I feel I should point out that perhaps, rather than demanding immediate explanations as to all sorts of things even before the first publication of the artifact, we might wish to give Dr Obbink the necessary time to prepare that publication and see it to print (after all we are talking about the next issue of ZPE, not a wait of years or decades), and then see whether what he says is to our satisfaction or not.
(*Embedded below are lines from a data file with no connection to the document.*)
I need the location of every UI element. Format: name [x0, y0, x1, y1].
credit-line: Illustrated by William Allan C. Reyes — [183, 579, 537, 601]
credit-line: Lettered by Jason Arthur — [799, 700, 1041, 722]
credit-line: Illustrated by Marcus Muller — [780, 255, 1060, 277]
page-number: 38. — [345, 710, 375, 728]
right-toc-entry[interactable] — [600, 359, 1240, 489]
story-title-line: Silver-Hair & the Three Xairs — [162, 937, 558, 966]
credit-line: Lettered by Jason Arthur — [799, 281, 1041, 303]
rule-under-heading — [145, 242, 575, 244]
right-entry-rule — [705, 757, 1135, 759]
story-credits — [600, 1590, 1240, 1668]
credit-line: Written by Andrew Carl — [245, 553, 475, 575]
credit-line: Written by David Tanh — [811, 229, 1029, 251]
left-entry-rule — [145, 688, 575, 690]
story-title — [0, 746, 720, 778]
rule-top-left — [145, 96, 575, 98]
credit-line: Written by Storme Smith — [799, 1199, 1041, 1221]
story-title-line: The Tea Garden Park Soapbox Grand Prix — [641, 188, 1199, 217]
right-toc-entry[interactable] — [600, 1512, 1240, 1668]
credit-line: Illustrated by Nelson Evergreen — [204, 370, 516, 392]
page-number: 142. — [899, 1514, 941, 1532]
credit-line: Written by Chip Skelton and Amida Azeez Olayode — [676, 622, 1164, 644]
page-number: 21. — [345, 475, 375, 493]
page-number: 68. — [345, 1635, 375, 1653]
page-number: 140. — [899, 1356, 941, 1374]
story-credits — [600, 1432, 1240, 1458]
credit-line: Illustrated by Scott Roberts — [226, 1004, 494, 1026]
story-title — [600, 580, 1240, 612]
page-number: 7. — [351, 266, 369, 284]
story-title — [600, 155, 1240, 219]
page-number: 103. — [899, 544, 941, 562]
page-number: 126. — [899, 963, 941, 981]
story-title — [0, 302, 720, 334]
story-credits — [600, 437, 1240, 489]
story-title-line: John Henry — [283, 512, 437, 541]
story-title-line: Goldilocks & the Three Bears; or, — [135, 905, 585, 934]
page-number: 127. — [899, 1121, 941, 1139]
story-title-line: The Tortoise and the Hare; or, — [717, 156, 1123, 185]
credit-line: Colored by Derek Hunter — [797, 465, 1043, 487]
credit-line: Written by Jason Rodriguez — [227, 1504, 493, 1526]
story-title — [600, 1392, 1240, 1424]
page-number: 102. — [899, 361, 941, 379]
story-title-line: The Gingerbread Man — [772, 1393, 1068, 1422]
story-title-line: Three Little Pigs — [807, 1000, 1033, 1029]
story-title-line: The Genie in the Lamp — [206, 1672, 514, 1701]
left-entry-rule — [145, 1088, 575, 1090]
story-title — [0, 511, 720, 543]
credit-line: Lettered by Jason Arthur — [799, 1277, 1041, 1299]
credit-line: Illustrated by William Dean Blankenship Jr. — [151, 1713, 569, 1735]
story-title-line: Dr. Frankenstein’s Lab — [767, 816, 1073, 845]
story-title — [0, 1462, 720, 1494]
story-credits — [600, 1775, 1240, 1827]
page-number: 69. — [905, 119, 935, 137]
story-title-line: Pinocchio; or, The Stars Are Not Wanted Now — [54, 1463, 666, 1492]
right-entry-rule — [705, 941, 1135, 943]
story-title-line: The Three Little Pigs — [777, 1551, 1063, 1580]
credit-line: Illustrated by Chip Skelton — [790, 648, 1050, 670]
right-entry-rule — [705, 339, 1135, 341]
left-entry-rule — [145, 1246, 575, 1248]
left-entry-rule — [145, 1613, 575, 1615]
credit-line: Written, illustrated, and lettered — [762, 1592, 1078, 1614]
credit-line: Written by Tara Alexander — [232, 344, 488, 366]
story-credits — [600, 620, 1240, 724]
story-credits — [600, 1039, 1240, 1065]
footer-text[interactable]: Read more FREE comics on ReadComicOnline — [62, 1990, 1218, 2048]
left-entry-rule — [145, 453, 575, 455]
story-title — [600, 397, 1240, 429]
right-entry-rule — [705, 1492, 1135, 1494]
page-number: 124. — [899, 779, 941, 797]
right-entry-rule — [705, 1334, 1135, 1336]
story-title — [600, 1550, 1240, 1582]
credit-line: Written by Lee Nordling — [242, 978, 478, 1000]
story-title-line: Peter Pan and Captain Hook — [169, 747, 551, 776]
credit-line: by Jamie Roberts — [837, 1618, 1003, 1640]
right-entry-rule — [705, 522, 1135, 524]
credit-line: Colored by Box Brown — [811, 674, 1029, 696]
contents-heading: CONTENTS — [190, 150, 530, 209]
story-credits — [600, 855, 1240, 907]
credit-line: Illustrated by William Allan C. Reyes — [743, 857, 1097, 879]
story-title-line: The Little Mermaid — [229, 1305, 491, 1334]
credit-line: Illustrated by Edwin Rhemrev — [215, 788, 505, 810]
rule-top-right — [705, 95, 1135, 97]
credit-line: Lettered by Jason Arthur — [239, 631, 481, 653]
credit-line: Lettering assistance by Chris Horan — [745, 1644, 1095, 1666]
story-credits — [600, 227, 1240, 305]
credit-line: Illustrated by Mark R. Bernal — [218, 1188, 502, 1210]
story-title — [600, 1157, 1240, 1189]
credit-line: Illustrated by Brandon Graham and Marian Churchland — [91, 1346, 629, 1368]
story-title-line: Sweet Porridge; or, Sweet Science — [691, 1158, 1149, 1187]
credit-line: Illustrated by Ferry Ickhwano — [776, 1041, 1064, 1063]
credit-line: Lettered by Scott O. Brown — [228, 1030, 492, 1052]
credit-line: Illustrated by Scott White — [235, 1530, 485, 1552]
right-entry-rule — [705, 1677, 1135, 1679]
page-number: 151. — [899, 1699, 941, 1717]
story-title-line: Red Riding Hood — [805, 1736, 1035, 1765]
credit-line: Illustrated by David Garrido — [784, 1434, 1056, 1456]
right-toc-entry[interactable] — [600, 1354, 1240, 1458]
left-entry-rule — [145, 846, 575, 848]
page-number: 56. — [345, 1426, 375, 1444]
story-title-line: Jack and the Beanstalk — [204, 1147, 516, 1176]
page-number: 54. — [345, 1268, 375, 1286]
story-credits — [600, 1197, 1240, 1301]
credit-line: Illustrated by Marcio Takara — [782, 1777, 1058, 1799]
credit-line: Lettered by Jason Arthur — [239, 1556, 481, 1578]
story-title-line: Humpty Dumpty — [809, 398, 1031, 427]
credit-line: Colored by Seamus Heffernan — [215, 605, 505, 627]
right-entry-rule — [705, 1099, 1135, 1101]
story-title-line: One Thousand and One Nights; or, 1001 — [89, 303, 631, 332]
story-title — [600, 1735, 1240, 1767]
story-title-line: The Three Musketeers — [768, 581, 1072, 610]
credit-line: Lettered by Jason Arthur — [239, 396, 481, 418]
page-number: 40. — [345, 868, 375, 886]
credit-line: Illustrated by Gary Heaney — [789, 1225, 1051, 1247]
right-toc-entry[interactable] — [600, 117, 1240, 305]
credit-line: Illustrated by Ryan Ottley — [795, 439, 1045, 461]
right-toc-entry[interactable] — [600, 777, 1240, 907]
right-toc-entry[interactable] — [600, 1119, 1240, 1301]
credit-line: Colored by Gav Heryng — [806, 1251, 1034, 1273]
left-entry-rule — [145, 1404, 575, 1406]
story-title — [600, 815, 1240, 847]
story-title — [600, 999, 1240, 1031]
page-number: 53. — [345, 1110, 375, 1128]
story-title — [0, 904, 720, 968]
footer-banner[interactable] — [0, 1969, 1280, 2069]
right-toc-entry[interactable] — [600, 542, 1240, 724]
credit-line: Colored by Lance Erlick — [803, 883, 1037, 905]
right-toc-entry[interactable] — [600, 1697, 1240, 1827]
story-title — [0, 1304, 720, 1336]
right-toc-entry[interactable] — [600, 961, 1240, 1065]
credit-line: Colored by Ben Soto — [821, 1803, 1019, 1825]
At that point, if necessary, one can call him out on what he may have omitted to say, but one can hardly do that before he has had a chance to say anything definitive at all.
Until that time – until we see whether there are satisfactory explanations or not – it seems quite exaggerated to me, as well as quite unfair to Dr Obbink, to assume that the papyrus has a “murky, troubling provenance” and draw inferences from silence as thought Dr Obbink was positively hiding something instead of simply preparing his findings for publication (which, as we all know, takes time).
As for private correspondence and the lack of a reply, we ought to remember that Dr Obbink is an extremely busy person (as a recent supervisee of his I can testify to this fact first-hand): if he is in the last stages of publishing his findings and dozens of scholars and non-scholars from all over the world are bombarding him with questions and suggestions (as they are), then I suppose it is excusable that he may be unable to answer every single email straightaway, especially if this would entail repeating over and over at some length things that may appear shortly in the publication itself.
In all this, I am interested in the question of provenance too, and I look forward to seeing what data are available, if any. I am just saying we should give the publication the time it needs to happen before setting out to judge its author. Just my two cents – of course I am happy with people to disagree.
Incidentally, if I am not mistaken, if the papyrus does come from Oxyrhynchus and is not a part of either the British or the Italian finds, then it must have been excavated – and possibly nicked from the excavation ground, as the various excavators often complained back then – between the late nineteenth century and the first couple of decades of the twentieth, which is when the Oxyrhynchus digs took place. If so, it will have been on the antiquarian market – and potentially already in Europe – several decades before the ban on papyrus exports came into force. But I too am interested in knowing on which grounds the fragments – let’s not forget that there’s also “P.GC. inv. 105″, a fragment of the same manuscript which I understand is going to be published at the same time, cf. n. 7 of the now-disappeared PDF – are assigned to Oxyrhynchus.